This dramatic, duisturbing photograph sees local people in Bengal trying to dissuade wild elephants with firecrackers and burning balls of tar. Whilst elephants are highly destructive, dangerous, unpredictable, this type of conflict is unlikely to be productive.
An adult elephant will not be stopped, even by elephant proof fencing. As human land-use encroaches on traditional habitats and pathways of wild animals these conflict increase in frequency. Deterrents such as fencing, chilli ropes have an effect, but also the education of local people on how to respond to elephant encroachment.
A further challenge is to get officials, developers and local people to understand how to reduce the disruption of habitats by building in unsuitable areas.

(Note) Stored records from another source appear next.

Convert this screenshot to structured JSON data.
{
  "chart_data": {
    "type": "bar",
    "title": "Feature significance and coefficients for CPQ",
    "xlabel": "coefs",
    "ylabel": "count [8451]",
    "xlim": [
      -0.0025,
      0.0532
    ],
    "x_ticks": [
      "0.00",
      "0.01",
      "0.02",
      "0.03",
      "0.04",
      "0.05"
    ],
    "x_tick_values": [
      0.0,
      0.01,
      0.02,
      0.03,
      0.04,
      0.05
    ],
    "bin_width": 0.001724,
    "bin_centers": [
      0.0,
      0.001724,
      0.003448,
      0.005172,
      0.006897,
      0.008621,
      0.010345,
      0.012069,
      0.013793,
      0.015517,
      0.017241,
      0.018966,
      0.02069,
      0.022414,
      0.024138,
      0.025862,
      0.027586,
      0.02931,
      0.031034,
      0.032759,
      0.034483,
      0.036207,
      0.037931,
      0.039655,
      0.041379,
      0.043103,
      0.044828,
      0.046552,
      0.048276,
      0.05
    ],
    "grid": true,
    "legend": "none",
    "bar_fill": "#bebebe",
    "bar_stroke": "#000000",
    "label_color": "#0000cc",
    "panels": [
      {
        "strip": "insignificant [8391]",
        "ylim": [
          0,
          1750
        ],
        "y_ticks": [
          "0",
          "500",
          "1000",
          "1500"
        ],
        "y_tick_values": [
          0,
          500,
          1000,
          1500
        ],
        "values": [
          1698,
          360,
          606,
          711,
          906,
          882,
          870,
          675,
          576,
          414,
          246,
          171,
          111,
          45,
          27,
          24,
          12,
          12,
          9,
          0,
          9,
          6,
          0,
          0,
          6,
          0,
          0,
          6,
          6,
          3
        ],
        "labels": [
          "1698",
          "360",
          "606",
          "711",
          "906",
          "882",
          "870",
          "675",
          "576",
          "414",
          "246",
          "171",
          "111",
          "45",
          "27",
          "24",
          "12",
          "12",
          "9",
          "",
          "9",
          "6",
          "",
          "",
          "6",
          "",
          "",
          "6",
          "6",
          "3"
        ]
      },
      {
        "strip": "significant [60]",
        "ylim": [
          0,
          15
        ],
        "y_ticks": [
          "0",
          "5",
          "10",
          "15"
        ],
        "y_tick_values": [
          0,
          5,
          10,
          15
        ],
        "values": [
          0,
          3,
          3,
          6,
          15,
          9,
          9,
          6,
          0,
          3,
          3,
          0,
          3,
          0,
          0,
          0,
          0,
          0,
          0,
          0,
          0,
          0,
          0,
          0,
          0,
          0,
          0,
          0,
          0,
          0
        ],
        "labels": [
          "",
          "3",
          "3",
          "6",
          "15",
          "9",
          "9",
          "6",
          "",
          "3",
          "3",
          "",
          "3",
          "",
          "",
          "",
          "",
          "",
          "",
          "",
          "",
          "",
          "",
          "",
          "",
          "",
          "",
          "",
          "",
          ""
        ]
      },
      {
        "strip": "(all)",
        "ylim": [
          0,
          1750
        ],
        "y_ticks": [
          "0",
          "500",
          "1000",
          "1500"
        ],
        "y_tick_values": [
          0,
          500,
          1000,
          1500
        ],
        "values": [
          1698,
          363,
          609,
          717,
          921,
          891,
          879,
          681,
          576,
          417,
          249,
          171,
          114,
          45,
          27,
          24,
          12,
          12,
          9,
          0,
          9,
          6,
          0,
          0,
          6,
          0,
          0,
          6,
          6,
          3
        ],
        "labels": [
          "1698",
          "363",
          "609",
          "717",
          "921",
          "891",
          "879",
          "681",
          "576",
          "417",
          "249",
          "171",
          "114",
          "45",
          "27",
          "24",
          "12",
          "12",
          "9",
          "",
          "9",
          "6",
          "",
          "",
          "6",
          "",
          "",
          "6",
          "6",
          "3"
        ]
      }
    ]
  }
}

Conflict causes escalation of consequences, for people, for wildlife or both.
Elsewhere in Assam, efforts by conservationists to give early warning to local crop producers when elephant herds are drawing near allows families and communities to remove crops from fields before the mammals encroach on the agricultural landscape. Whilst this arrangement might not be optimal, it is an example of the type of tolerance and human cooperation which reduces conflict and removes incentives of elephants to visit landscapes which would otherwise be attractive for foraging.
Other challenges occur with big cats, which can easily pass unnoticed in urban landscapes let alone villages and agricultural areas. this means living with a number of challenges discussed elsewhere in this blog.